Given the following kubernetes service configuration:

kind: Service
apiVersion: v1
metadata:
  name: my-service
  annotations:
    "prometheus.io/scrape": "true"
spec:
  type: ExternalName
  externalName: my.service.example.com

and an endpoint discoverer:

kubernetes_sd_configs:
  - role: endpoints

I think the Kubernetes SD should create 1 scrape per DNS type
I dont think there is any need to support other types than A/AAAA and SRV (similar to the dns discoverer)?

my.service.example.com:AAAA => 10.0.0.1
my.service.example.com:SRV1 => 10.0.0.1:8080
my.service.example.com:SRV2 => 10.0.0.2:8080

for each endpoint discovered, we should attach a __meta_kubernetes_service_dnstype label with
type ("AAAA"/"SRV")

[brian-brazil]

How are you envisioning scraping these?

This sounds more like a load balancer rather than the individual targets we'd want to scrape.

[Chronojam]

An example might be an external etcd cluster (which ive just grabbed from the clustering guide);

$ dig +noall +answer SRV _etcd-server._tcp.example.com
_etcd-server._tcp.example.com. 300 IN  SRV  0 0 2380 infra0.example.com.
_etcd-server._tcp.example.com. 300 IN  SRV  0 0 2380 infra1.example.com.
_etcd-server._tcp.example.com. 300 IN  SRV  0 0 2380 infra2.example.com.
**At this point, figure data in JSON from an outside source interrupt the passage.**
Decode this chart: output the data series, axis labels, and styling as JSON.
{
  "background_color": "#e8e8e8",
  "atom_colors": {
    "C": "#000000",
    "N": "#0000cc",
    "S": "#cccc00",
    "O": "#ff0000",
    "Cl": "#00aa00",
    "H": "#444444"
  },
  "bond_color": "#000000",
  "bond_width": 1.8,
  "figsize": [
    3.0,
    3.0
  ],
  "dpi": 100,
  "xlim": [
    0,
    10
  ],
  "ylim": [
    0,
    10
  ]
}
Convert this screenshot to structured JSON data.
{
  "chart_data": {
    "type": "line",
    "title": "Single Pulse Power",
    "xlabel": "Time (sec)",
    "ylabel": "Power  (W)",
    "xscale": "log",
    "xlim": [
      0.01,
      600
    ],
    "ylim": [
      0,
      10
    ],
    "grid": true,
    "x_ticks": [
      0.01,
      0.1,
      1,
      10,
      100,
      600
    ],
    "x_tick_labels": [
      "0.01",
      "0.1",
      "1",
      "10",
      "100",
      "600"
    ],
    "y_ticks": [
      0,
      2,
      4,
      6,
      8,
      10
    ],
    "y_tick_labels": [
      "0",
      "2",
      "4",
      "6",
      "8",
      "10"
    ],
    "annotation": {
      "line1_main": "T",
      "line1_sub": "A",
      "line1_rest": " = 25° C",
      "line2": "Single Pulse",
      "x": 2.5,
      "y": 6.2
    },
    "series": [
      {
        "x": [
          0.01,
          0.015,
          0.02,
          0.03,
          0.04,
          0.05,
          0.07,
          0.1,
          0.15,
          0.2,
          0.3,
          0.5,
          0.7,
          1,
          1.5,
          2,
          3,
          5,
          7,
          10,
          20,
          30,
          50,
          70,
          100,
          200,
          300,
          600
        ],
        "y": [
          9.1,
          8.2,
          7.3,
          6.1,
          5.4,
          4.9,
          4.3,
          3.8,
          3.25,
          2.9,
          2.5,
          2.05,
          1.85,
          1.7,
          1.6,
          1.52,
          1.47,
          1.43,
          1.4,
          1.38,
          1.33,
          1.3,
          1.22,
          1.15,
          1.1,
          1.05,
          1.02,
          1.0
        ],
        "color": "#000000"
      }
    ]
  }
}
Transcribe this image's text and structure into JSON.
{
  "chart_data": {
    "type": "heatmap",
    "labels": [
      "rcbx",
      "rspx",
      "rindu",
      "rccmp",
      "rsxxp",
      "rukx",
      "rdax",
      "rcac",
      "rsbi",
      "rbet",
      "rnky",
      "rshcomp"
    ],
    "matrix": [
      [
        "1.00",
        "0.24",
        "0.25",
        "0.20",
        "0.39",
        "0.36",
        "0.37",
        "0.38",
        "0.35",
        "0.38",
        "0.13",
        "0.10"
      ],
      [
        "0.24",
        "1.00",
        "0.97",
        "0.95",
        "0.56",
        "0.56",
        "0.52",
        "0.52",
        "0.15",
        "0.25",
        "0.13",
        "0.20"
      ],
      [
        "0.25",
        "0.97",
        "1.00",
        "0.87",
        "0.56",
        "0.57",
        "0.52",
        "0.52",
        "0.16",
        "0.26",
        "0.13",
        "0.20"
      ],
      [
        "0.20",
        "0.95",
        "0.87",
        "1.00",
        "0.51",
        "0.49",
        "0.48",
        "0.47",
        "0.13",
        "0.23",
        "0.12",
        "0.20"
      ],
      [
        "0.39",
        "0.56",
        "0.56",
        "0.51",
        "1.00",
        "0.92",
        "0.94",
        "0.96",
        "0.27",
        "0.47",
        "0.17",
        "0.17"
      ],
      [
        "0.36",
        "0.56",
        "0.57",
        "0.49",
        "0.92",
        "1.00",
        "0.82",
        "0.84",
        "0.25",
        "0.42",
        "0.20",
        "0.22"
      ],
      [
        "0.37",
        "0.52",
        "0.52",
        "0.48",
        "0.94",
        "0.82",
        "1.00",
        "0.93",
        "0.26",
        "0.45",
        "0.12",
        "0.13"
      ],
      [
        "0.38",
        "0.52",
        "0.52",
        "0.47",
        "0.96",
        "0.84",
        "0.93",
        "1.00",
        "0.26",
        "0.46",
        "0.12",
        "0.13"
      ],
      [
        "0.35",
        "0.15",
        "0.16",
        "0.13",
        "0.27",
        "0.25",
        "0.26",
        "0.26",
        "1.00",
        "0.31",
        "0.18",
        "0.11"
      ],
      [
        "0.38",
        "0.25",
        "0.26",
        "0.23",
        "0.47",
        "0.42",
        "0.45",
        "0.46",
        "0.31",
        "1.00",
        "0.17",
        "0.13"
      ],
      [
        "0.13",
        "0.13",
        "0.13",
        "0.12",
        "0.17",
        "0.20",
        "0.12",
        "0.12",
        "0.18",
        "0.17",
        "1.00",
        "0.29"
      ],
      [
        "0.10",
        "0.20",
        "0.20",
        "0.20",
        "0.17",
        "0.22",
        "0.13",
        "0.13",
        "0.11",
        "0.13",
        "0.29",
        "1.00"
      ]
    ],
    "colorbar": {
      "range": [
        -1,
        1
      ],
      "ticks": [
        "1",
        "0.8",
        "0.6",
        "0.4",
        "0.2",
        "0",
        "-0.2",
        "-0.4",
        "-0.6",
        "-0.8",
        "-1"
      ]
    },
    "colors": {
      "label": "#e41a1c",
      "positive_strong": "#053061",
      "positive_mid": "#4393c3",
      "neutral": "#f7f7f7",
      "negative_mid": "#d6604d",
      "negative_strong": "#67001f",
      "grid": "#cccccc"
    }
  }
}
I might setup my service like this

kind: Service
apiVersion: v1
metadata:
  name: my-external-etcd
  annotations:
    "prometheus.io/scrape": "true"
spec:
  type: ExternalName
  externalName: _etcd-server-ssl._tcp.example.com

Then the created job would monitor each record there (like the DNS discoverer does)

Job: my-external-etcd
endpoint: infra0.example.com:2380/metrics
endpoint: infra1.example.com:2380/metrics

[crandles]

This seems better suited for the service discoverer (role: service), since there are no endpoints to discover for this.

The dns_sd_config allows for specifying the type of DNS record to look for, would it make sense to add that option here, as well as a refresh_interval? It does not seem like any options are role-specific, so this seems sub-optimal.

Would it be viable to simply try resolving a SRV record, and falling back to the externalName entry (instead of trying to resolve its IP)?

[discordianfish]

Just tried this and hoped it would just work but it doesn't. Seems sensible to me to support this. It's IMO the right way to scrape anything outside of a kubernetes cluster.

[simonpasquier]

This should be fixed since v2.7.0 by de6f3b6. @discordianfish which version did you try?

[brancz]

@simonpasquier I don't think so. I've thought about this a bit more and I don't think an external service type service is generalizable. We still want to perform whitebox monitoring, and we can't generalize that for the same reason we have multiple service discovery mechanisms. Those external systems simply are not part of the same service discovery infrastructure.

[brian-brazil]

Those are my thoughts too. Anything outside of k8 will be monitored the ways you'd monitor anything else outside of k8.